Crude has had a bumpy start to the year, collapsing in the opening week before rebounding. In addition to China’s swift pivot, support for crude prices in recent sessions has come from a weaker dollar and growing expectations that the Federal Reserve is nearing an end to rate hikes. Traders also are tracking the effect of sanctions on Russian oil and product flows.
The drop in oil is “probably a temporary pause after a strong rally last week,” said Giovanni Staunovo, an analyst at UBS AG. Market outlooks this week from the Organization of Petroleum Exporting Countries and the International Energy Agency “have the potential to support prices on stronger Chinese demand,” he said.

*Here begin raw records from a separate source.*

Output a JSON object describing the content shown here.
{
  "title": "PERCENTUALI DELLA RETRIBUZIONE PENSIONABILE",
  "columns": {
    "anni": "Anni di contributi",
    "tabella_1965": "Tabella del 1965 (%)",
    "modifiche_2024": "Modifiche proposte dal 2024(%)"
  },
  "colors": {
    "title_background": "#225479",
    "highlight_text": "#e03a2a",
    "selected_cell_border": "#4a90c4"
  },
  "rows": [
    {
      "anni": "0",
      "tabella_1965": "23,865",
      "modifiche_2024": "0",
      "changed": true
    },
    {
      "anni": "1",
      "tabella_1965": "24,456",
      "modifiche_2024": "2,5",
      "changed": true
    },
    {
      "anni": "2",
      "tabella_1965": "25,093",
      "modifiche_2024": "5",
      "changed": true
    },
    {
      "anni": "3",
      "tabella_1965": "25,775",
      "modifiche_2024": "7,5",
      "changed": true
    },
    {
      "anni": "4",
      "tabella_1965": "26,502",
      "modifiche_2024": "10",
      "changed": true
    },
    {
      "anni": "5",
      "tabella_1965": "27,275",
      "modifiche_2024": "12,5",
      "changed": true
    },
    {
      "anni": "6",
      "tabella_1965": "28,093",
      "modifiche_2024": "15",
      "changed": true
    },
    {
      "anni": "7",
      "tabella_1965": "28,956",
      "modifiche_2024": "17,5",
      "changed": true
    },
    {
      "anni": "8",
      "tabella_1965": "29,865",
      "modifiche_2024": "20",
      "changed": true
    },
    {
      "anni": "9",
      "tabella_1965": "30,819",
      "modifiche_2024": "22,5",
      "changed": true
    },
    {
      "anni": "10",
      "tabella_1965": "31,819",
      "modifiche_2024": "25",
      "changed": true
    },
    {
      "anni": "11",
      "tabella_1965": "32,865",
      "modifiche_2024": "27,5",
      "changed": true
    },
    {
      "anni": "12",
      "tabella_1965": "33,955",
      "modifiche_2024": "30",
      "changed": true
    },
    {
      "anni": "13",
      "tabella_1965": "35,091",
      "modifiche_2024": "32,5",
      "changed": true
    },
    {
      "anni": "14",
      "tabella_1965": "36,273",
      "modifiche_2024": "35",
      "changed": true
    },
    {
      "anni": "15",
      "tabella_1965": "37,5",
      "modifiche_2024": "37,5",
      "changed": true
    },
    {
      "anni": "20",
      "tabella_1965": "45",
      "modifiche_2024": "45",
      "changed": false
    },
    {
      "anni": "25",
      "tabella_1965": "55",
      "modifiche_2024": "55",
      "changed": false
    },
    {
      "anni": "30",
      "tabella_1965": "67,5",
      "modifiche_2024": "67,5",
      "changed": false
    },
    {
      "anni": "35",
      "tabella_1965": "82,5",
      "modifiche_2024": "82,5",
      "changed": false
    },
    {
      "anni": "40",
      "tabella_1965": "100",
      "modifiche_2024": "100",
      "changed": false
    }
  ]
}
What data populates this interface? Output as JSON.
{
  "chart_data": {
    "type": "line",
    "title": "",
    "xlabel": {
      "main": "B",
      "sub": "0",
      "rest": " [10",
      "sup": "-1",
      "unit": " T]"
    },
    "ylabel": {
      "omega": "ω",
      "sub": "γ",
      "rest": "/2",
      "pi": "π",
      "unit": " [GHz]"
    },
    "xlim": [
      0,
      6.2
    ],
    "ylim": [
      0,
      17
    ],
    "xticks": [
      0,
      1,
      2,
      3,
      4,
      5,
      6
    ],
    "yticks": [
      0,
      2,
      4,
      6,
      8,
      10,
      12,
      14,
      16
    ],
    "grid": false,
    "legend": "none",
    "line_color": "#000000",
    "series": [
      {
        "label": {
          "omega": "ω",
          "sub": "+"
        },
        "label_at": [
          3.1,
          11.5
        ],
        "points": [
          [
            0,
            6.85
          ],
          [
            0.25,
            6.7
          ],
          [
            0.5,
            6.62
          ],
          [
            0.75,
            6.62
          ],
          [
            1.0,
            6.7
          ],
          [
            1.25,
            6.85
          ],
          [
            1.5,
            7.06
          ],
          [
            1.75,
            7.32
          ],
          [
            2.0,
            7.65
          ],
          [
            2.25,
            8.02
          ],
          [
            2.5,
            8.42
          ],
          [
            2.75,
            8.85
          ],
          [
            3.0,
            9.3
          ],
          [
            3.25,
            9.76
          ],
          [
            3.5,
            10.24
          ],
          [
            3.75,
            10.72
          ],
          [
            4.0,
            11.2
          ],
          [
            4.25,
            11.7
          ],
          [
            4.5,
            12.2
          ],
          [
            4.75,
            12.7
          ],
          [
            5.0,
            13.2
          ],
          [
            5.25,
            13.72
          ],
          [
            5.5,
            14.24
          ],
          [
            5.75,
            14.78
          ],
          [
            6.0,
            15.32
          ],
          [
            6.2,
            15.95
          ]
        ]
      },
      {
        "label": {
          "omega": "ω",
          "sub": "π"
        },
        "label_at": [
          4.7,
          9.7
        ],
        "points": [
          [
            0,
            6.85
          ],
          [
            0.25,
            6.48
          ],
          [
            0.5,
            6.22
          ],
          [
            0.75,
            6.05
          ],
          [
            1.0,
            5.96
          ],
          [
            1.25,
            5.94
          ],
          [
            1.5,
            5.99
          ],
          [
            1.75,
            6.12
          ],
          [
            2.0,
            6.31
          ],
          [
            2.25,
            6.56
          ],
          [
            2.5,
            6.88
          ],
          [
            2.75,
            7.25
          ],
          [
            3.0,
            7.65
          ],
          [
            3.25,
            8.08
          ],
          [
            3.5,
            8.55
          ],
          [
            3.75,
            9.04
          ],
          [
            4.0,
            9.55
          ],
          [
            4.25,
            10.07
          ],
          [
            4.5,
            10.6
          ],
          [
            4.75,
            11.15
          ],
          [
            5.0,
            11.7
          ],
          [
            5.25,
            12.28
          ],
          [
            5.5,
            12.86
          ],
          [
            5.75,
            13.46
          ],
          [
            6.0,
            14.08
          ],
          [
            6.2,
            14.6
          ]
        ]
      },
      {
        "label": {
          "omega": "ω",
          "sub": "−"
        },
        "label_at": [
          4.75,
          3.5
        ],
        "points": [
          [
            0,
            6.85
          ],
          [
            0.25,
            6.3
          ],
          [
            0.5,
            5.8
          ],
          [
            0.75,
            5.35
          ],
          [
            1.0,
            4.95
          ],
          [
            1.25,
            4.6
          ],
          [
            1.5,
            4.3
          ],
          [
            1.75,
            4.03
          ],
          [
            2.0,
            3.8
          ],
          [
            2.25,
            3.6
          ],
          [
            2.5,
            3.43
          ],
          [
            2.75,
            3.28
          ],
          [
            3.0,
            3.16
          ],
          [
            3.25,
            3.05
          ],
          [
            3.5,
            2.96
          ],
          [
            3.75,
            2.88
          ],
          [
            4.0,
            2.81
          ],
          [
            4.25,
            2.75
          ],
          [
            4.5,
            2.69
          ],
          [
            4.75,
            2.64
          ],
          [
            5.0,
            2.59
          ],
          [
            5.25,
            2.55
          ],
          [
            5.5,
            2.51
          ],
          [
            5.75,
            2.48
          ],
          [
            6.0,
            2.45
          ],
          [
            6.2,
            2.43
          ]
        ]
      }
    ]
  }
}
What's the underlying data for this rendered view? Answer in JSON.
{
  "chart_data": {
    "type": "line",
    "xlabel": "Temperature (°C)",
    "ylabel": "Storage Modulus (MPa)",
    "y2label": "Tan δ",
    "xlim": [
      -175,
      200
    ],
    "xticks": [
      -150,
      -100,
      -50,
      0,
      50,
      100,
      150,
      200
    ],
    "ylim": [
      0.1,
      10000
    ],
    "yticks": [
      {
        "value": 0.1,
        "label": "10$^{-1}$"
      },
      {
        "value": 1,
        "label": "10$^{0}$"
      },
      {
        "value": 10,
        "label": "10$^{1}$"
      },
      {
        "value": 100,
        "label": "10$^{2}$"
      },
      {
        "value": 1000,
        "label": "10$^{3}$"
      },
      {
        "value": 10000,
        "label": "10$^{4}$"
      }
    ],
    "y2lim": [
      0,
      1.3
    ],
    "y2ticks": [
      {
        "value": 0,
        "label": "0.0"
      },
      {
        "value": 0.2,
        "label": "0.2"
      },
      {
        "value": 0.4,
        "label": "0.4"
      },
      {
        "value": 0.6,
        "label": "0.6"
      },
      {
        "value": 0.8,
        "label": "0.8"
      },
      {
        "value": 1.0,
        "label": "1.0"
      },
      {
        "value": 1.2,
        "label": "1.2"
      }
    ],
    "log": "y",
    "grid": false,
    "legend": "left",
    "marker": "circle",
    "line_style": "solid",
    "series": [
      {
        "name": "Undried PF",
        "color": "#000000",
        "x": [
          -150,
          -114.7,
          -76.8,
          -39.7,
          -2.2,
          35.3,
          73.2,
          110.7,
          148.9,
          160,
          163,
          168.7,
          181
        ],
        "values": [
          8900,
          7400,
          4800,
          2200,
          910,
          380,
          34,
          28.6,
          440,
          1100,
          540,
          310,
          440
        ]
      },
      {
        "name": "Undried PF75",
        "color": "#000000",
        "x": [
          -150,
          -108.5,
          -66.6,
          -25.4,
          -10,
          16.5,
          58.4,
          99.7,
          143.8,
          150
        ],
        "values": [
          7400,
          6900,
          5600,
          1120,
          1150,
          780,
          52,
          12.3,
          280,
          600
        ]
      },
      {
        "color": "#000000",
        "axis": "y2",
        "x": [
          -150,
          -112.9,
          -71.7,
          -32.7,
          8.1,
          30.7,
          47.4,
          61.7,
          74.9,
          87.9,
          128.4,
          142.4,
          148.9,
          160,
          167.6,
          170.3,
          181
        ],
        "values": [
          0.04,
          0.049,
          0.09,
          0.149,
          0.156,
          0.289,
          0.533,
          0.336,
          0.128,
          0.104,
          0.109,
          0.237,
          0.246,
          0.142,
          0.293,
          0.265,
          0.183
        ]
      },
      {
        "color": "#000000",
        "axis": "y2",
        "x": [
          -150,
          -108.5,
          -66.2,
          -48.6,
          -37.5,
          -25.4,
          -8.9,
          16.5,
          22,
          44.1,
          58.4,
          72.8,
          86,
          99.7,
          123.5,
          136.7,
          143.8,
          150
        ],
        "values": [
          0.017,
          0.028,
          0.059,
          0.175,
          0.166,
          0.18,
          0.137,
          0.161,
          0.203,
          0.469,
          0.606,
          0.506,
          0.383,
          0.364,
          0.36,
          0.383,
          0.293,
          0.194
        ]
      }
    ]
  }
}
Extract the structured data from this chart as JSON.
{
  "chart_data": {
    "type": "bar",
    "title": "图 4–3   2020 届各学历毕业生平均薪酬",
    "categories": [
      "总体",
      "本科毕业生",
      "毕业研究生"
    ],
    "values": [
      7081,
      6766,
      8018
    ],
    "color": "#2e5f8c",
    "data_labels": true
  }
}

- WTI for February delivery eased 1.3% to $78.85 a barrel on the New York Mercantile Exchange
- Brent for March settlement was 82 cents lower at $84.46 a barrel on the ICE Futures Europe exchange
OPEC turns in its analysis on Tuesday, and the IEA’s is the next day. Extra commentary may come from the World Economic Forum in Davos. Trading volume was lower than usual on Monday as some US-based investors were away during a federal US holiday.
Timespreads show a mixed picture. Brent’s prompt spread — the difference between its two nearest contracts — is in contango, a bearish pattern that indicates ample near-term supply. Still, the three-month differential for the global benchmark is in the opposite, backwardated structure.